After you initially arrive at the office, you’ll start by completing some paperwork. Then, you’ll consult with your hearing care professional to talk about your hearing health history.

Your Hearing Health History

Your hearing loss, if existing, can be a result of direct exposure to loud noise, the normal aging process, or by an underlying ailment. You’ll want to rule out any underlying conditions before proceeding to the actual hearing exam.

If you have an earwax impaction, for instance, you may very well be hearing better within a few minutes shortly after a professional cleaning. The existence of any other ailments will be evaluated and the appropriate referral made, if required.

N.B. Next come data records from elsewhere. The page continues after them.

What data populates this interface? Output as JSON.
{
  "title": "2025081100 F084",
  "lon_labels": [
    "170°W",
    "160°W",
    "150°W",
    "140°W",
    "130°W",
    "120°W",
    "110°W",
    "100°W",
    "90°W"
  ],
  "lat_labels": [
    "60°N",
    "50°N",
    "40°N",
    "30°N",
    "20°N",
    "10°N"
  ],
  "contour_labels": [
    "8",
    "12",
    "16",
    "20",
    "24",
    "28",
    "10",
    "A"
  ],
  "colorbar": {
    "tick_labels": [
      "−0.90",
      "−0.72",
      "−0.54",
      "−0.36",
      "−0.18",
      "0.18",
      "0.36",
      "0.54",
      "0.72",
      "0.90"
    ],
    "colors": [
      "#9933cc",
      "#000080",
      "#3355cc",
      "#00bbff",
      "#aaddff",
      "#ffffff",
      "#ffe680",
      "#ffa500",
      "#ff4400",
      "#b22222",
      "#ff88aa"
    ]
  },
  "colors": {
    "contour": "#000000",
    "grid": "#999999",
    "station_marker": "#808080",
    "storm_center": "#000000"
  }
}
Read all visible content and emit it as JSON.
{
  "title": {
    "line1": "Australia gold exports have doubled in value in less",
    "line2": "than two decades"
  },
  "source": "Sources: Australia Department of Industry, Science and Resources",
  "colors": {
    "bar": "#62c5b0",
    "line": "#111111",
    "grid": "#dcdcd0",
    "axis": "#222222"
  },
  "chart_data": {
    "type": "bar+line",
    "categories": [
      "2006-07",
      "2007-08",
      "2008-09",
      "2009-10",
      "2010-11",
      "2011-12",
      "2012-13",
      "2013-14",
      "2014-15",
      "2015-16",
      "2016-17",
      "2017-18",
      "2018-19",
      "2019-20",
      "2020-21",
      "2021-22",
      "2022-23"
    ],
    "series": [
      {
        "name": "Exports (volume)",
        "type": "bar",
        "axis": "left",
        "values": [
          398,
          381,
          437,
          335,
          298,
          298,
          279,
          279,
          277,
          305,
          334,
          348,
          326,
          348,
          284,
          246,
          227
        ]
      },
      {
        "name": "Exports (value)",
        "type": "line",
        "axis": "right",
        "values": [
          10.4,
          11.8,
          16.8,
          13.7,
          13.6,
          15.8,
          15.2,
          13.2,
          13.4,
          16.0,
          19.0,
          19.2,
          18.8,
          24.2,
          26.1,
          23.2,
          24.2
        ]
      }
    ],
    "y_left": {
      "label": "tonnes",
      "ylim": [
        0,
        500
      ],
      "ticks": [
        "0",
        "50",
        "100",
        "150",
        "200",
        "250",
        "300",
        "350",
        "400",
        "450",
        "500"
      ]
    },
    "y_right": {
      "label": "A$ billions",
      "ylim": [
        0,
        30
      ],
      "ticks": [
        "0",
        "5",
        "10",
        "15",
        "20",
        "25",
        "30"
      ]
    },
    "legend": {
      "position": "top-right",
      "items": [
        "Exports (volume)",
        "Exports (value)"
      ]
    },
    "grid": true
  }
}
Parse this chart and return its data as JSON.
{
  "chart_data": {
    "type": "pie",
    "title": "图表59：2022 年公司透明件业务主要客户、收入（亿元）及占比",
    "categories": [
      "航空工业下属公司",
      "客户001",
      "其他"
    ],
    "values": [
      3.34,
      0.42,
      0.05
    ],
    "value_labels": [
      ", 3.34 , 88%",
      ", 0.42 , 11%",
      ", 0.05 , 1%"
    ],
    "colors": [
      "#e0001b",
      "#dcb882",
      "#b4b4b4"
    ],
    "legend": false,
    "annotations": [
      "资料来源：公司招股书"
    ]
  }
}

After reviewing your general medical history, you’ll review your subjection to loud sounds, your hearing loss symptoms, and what you desire to accomplish with better hearing.

It’s critical to determine potential causes, how symptoms are affecting your life, and how better hearing will enhance your life, which is all things considered the whole point. Be leery of the practitioner that doesn’t appear to really care about the reasons why you want to improve your hearing in the first place.

Testing Your Hearing

There’s one additional step before starting the hearing test: the visual investigation of the ear with an instrument known as an otoscope. This will help in ruling out any problems with the ear canal, the eardrum, or the elevated buildup of earwax.

Next, you’ll be escorted to a sound-treated room with your hearing care professional. You’ll be required to put on headphones, and the specialist will start to play you some sounds.

You’ll be presented with a variety of sounds at multiple frequencies, and you’ll be asked to identify the quietest sounds you can hear at each frequency. This is referred to as your hearing threshold, and the hearing care professional will log these values on a graph known as an audiogram.

The hearing exam will probably also entail speech testing, where you’ll be asked to repeat the words delivered to you. Assorted types of words, presented at various volumes with and without background noise, will be introduced. This will help confirm if hearing aids can help you with speech understanding.

When the hearing test is finished, your hearing care professional will review the results with you.

Assessing Your Hearing Test Results

Referencing your audiogram, your hearing care professional will now review your hearing in both ears. Based upon the results, your hearing will be classified as normal or as displaying mild, moderate, severe, or profound hearing loss.

If a hearing loss is found, the next step is talking about your treatment options. Considering that there are no existing medical or surgical treatments to repair hearing damage, this means examining your hearing aid options.

Today’s hearing aids are available in a wide range of shapes, sizes, and colors, at a variety of price ranges with a number of sophisticated features. In picking out your hearing aids, it’s essential to work with a competent hearing care professional for three main reasons:

  1. They can help you identify the ideal hearing aid model to satisfy all of your objectives.
  2. They can help you determine the advanced functions you need—as well as with the ones you don’t—at a price tag that accommodates your budget.
  3. They can program your new hearing aids to enhance only the sounds you have difficulty hearing—identified by the hearing test—ensuring the best possible sound quality.

And that’s it, a quick, easy process in exchange for a lifetime of healthier hearing. We’d say that’s a pretty good deal.

We look forward to seeing you!

The site information is for educational and informational purposes only and does not constitute medical advice. To receive personalized advice or treatment, schedule an appointment.